Wednesday, November 18, 2020

Anti-Rage-Bad-Sabbath

     As a music fan, I couldn't help but notice a rather odd trend that has kept popping up over the past several months of civil unrest.  Dumb ass white people in my age demographic that never bothered to pay attention to the lyrics of the music that they listen to.

     It seems like every few weeks some flesh bag that lacks critical thinking skills takes to social media to go after Tom Morello, from Rage Against The Machine, to complain about his, or the band's, politics.  I can't help but feel embarrassed for the person that tries to wage this needless war of words.  As if it will have some sort of effect on anything.

     These would be internet assailants never seem to bother to even check Tom's Wikipedia page.  If they did, they would learn of the history of activism that he was raised with and that he also has a degree in Political Science from Harvard.  Whether you agree with him or not, Tom Morello is no light weight in any sense of the word.  The other weird thing is that they never seem to figure out until it's way too late in the conversation that he's Black and they don't quite know how to process that.

     How people have missed that Rage Against The Machine skews slightly to the left for the past thirty years is beyond me.  Especially coming from people that are my age and grew up with the band.  That was during a time when it took effort to obtain music and we had to go out and buy CDs in order to listen.
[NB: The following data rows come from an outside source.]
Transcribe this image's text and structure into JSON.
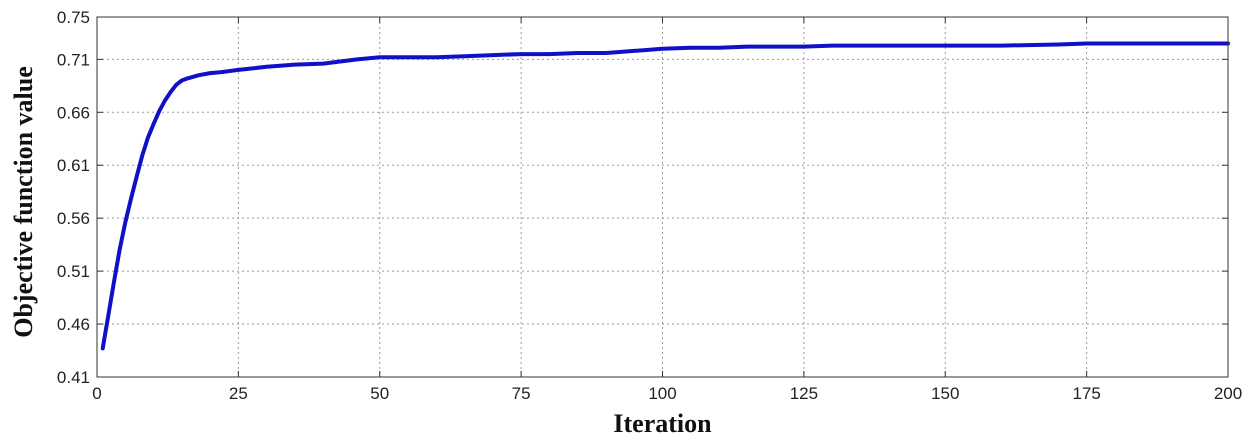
{
  "chart_data": {
    "type": "line",
    "title": "",
    "xlabel": "Iteration",
    "ylabel": "Objective function value",
    "xlim": [
      0,
      200
    ],
    "ylim": [
      0.41,
      0.75
    ],
    "xticks": [
      0,
      25,
      50,
      75,
      100,
      125,
      150,
      175,
      200
    ],
    "yticks": [
      0.41,
      0.46,
      0.51,
      0.56,
      0.61,
      0.66,
      0.71,
      0.75
    ],
    "ytick_labels": [
      "0.41",
      "0.46",
      "0.51",
      "0.56",
      "0.61",
      "0.66",
      "0.71",
      "0.75"
    ],
    "grid": true,
    "series": [
      {
        "color": "#1010c8",
        "x": [
          1,
          2,
          3,
          4,
          5,
          6,
          7,
          8,
          9,
          10,
          11,
          12,
          13,
          14,
          15,
          16,
          18,
          20,
          22,
          25,
          30,
          35,
          40,
          43,
          46,
          50,
          55,
          60,
          65,
          70,
          75,
          80,
          85,
          90,
          95,
          100,
          105,
          110,
          115,
          120,
          125,
          130,
          140,
          150,
          160,
          170,
          175,
          180,
          190,
          200
        ],
        "y": [
          0.437,
          0.468,
          0.5,
          0.53,
          0.556,
          0.578,
          0.599,
          0.619,
          0.636,
          0.649,
          0.661,
          0.671,
          0.679,
          0.686,
          0.69,
          0.692,
          0.695,
          0.697,
          0.698,
          0.7,
          0.703,
          0.705,
          0.706,
          0.708,
          0.71,
          0.712,
          0.712,
          0.712,
          0.713,
          0.714,
          0.715,
          0.715,
          0.716,
          0.716,
          0.718,
          0.72,
          0.721,
          0.721,
          0.722,
          0.722,
          0.722,
          0.723,
          0.723,
          0.723,
          0.723,
          0.724,
          0.725,
          0.725,
          0.725,
          0.725
        ]
      }
    ]
  }
}
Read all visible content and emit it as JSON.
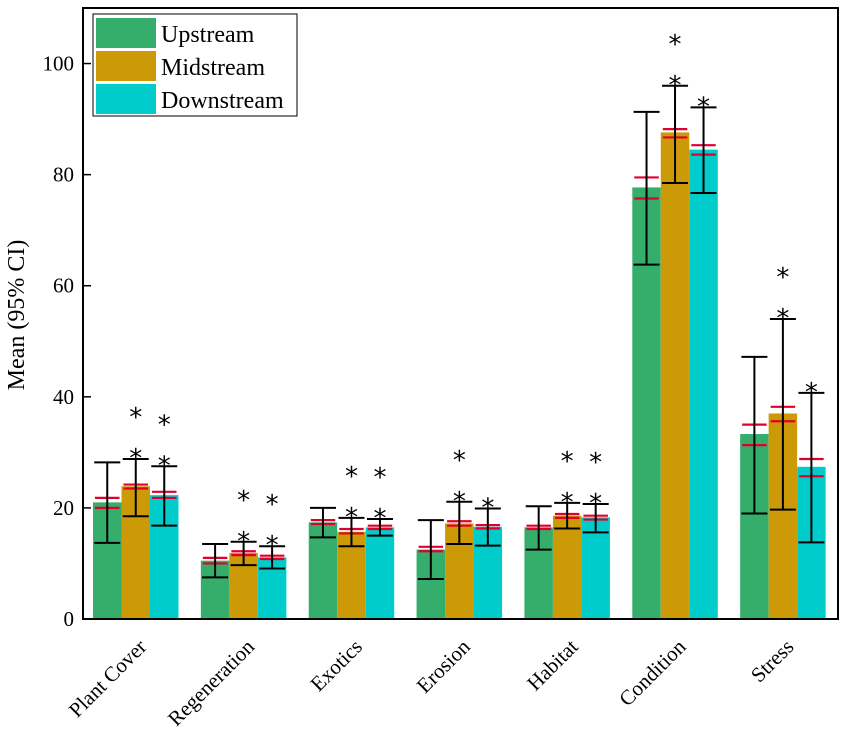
{
  "chart_data": {
    "type": "bar",
    "ylabel": "Mean (95% CI)",
    "ylim": [
      0,
      110
    ],
    "yticks": [
      0,
      20,
      40,
      60,
      80,
      100
    ],
    "categories": [
      "Plant Cover",
      "Regeneration",
      "Exotics",
      "Erosion",
      "Habitat",
      "Condition",
      "Stress"
    ],
    "legend_position": "top-left",
    "series": [
      {
        "name": "Upstream",
        "color": "#36ae6b",
        "values": [
          21,
          10.5,
          17.4,
          12.5,
          16.5,
          77.7,
          33.3
        ],
        "ci_low": [
          13.7,
          7.5,
          14.7,
          7.2,
          12.5,
          63.8,
          19.0
        ],
        "ci_high": [
          28.2,
          13.5,
          20.0,
          17.8,
          20.3,
          91.3,
          47.2
        ],
        "red_marks": [
          [
            20.0,
            21.8
          ],
          [
            10.0,
            11.0
          ],
          [
            17.1,
            17.8
          ],
          [
            12.2,
            13.0
          ],
          [
            16.2,
            16.8
          ],
          [
            75.7,
            79.5
          ],
          [
            31.3,
            35.0
          ]
        ],
        "significance": [
          [],
          [],
          [],
          [],
          [],
          [],
          []
        ]
      },
      {
        "name": "Midstream",
        "color": "#cc9a06",
        "values": [
          23.9,
          11.9,
          15.7,
          17.2,
          18.6,
          87.6,
          37.0
        ],
        "ci_low": [
          18.5,
          9.7,
          13.1,
          13.5,
          16.3,
          78.5,
          19.7
        ],
        "ci_high": [
          28.8,
          13.9,
          18.2,
          21.1,
          20.9,
          96.0,
          54.0
        ],
        "red_marks": [
          [
            23.5,
            24.2
          ],
          [
            11.5,
            12.2
          ],
          [
            15.4,
            16.2
          ],
          [
            16.8,
            17.6
          ],
          [
            18.2,
            18.9
          ],
          [
            86.7,
            88.2
          ],
          [
            35.6,
            38.2
          ]
        ],
        "significance": [
          [
            "*",
            "*"
          ],
          [
            "*",
            "*"
          ],
          [
            "*",
            "*"
          ],
          [
            "*",
            "*"
          ],
          [
            "*",
            "*"
          ],
          [
            "*",
            "*"
          ],
          [
            "*",
            "*"
          ]
        ]
      },
      {
        "name": "Downstream",
        "color": "#00cccc",
        "values": [
          22.3,
          11.1,
          16.5,
          16.6,
          18.3,
          84.5,
          27.4
        ],
        "ci_low": [
          16.8,
          9.1,
          15.0,
          13.2,
          15.6,
          76.7,
          13.8
        ],
        "ci_high": [
          27.5,
          13.1,
          18.0,
          19.9,
          20.7,
          92.1,
          40.7
        ],
        "red_marks": [
          [
            21.8,
            22.9
          ],
          [
            10.8,
            11.4
          ],
          [
            16.2,
            16.8
          ],
          [
            16.3,
            16.9
          ],
          [
            17.9,
            18.6
          ],
          [
            83.6,
            85.3
          ],
          [
            25.7,
            28.8
          ]
        ],
        "significance": [
          [
            "*",
            "*"
          ],
          [
            "*",
            "*"
          ],
          [
            "*",
            "*"
          ],
          [
            "*"
          ],
          [
            "*",
            "*"
          ],
          [
            "*"
          ],
          [
            "*"
          ]
        ]
      }
    ]
  }
}
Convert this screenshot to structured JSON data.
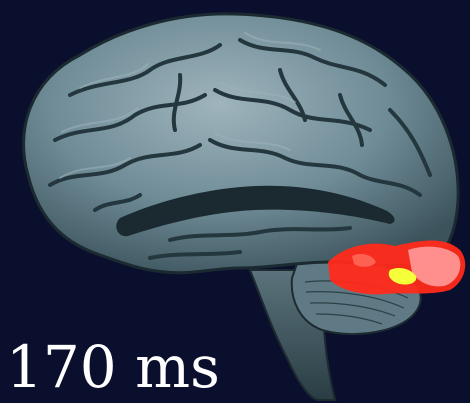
{
  "image": {
    "caption": "170 ms",
    "colors": {
      "background": "#0b0f2e",
      "brain_base": "#6f8c97",
      "brain_shadow": "#22353d",
      "activation_primary": "#ff2a1a",
      "activation_secondary": "#ff9a9a",
      "activation_peak": "#f4ff3a",
      "caption_text": "#ffffff"
    }
  }
}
There were no smartphone applications that streamed poor quality sound to you and paid the artists fractions of pennies.

     Rage put their intentions on Front St. from the beginning.  From the name of the band to the Buddhist monk, Thic Quang Duc, burning himself in immolation on the cover of their first record, how was there any question?  And I'm not sure how dense you have to be for the lyrics not to clue you in.  The vocals weren't garbled or lost in the mix.  These were not Fugazi records where the wisdom was hidden in the metaphor and turn of phrase.  They were right there up front, loud and clear with their message.

     The artwork on every album wasn't subtle either.  There was a collage of books on the inside of Evil Empire that I used as a summer reading list once I had some form of income.  I scoured every used bookstore in Pittsburgh trying to track those books down.  That was the record that started to show me that there was more to existence than my white bread upbringing.
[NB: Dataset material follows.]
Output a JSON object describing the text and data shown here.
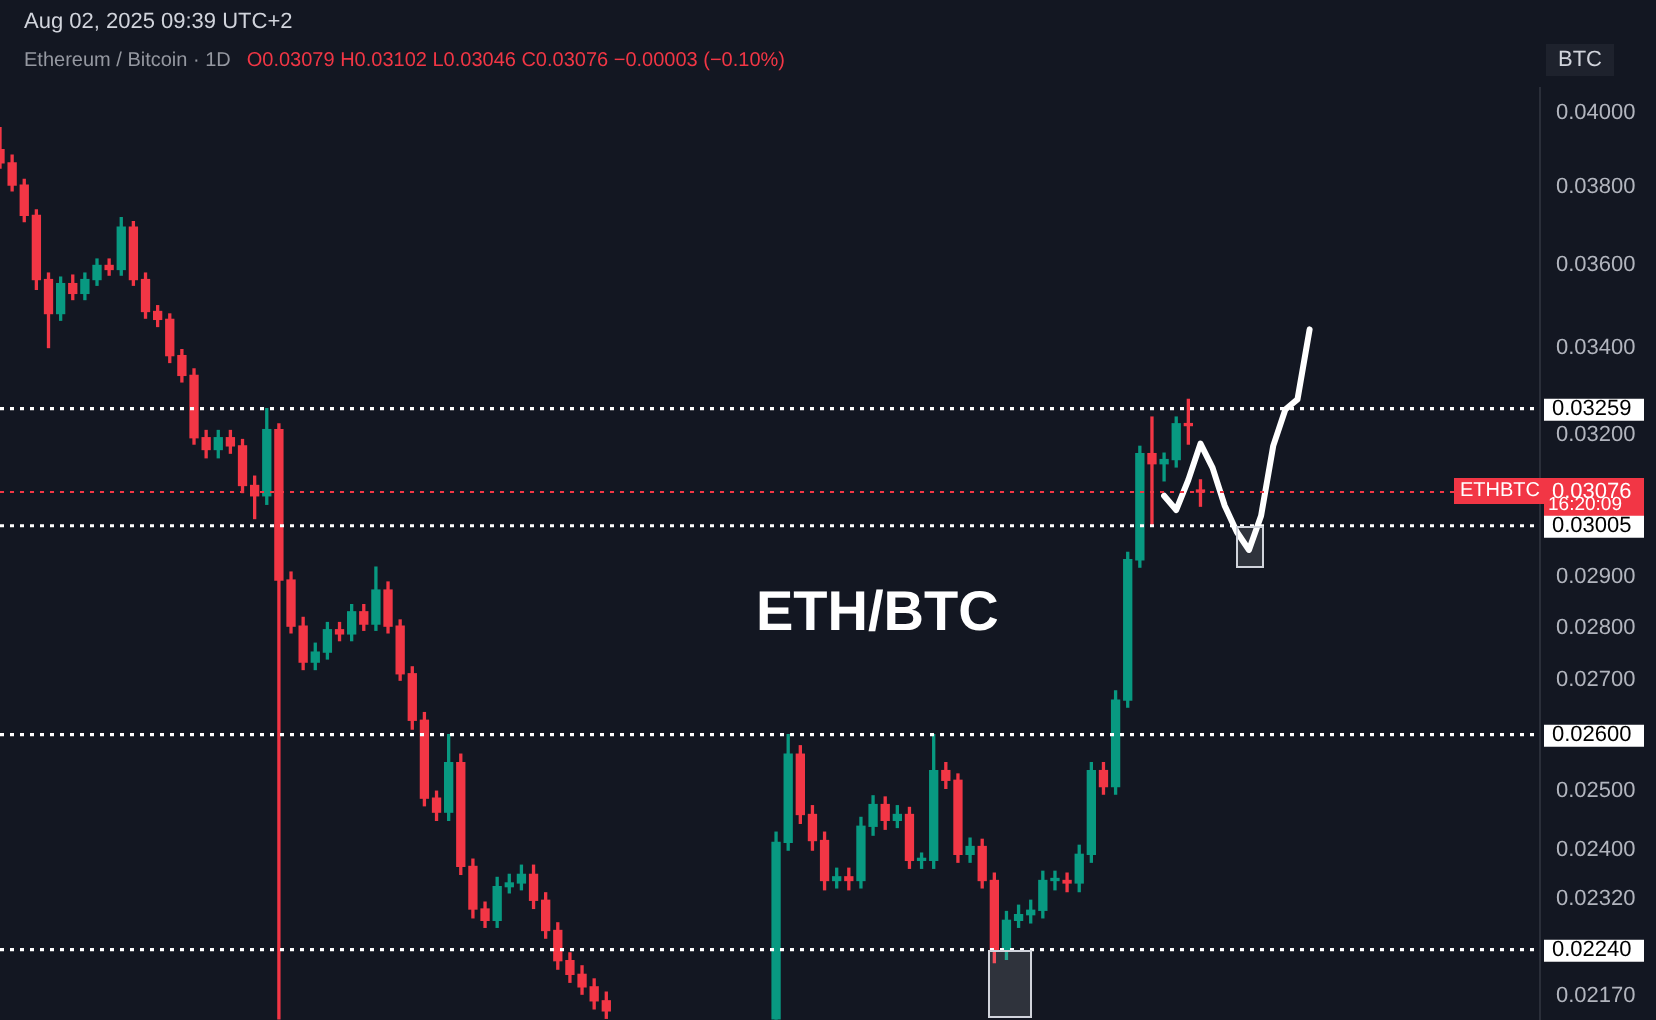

     A similar thing also happened recently with Black Sabbath when they put out a “Black Lives Matter” shirt printed with the font from Master Of Reality.  The “Keep Metal Stupid” contingent freaked out because, again, they never looked at the liner notes or paid attention to a word that came out of Ozzy's mouth on those first four albums.  Was “War Pigs” not clear enough?

     These dipshits also never bothered to learn anything about their supposed favorite band.  The members of Black Sabbath grew up in a part of post World War II England that was hit very hard because Birmingham was a factory town.  They grew up in the devastation left by war and were writing their songs during the Vietnam War and the nuclear arms race of the Cold War.  They were writing about what they knew and what they saw going on around them.  With that collected experience and their history of hooliganism and drug fueled antics, how would Black Sabbath be in favor of police brutality and overreaching authority?  I guess that turns some people off when they discover that their musical heroes aren't bootlickers pushing faux rebellion that is easily marketable and spoon fed to the masses.
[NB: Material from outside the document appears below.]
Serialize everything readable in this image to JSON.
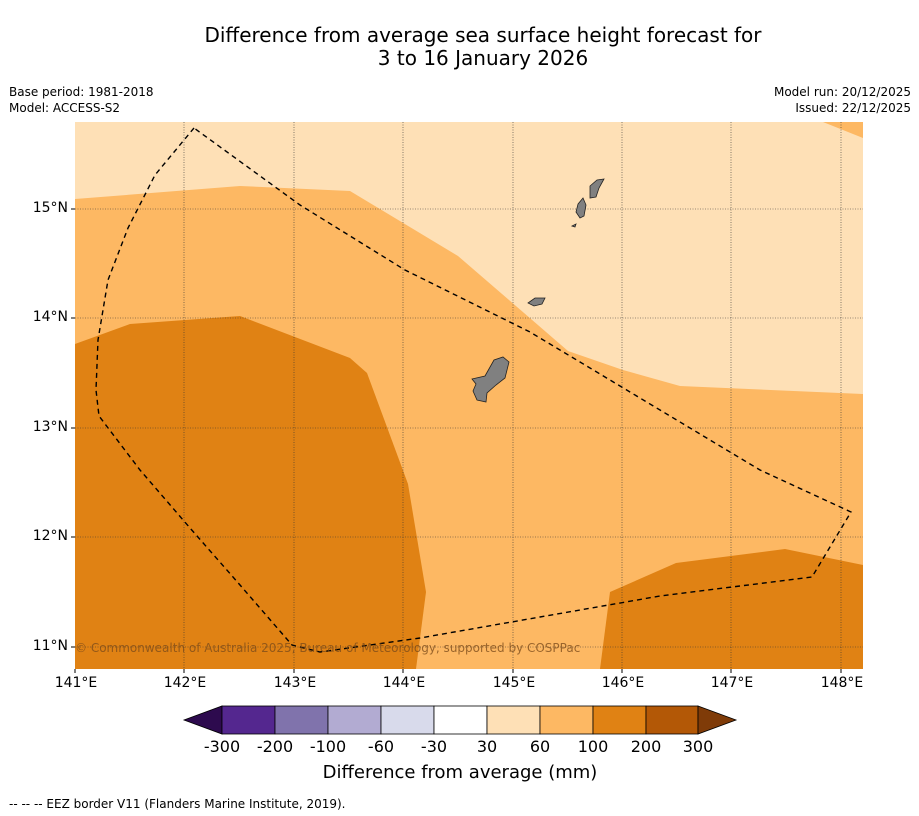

     Of all the bands on the planet, Bad Religion and Anti-Flag have had to deal with this as well.  Unless you were repeatedly dropped on your head as a child, there should be no confusion as to where either of these bands are coming from.

     From the cross-buster logo to album titles like The Empire Strikes First, Bad Religion has always been very forward with their messaging.  Did Greg Graffin use words with too many syllables in “American Jesus” for some people to understand?

     And in a very forrest through the trees situation, some people couldn't figure out that Anti-Flag was a political band. Not only is it in the band name and every album title they've ever come up with, it's in every song and pamphlet's worth of information in the liner notes.  I don't see how there is any confusion with “Die For The Government” and “Fuck Police Brutality” which are two of their earliest songs.  They weren't hiding anything and nor should they have to.

     If you don't like art that makes you think or challenges your preconceived notions and willful ignorance, I don't know what to tell you.  Maybe go listen to Pennywise or Blink-182 or some other mediocre bullshit for dullards, like the Offspring.  Clear Channel has several stations that are filled to the gills with songs about nothing that are readily available to provide extra mayonnaise to your bland diet of flavorless culture.  All of this feigning outrage and pearl clutching is tiresome and these people are boring.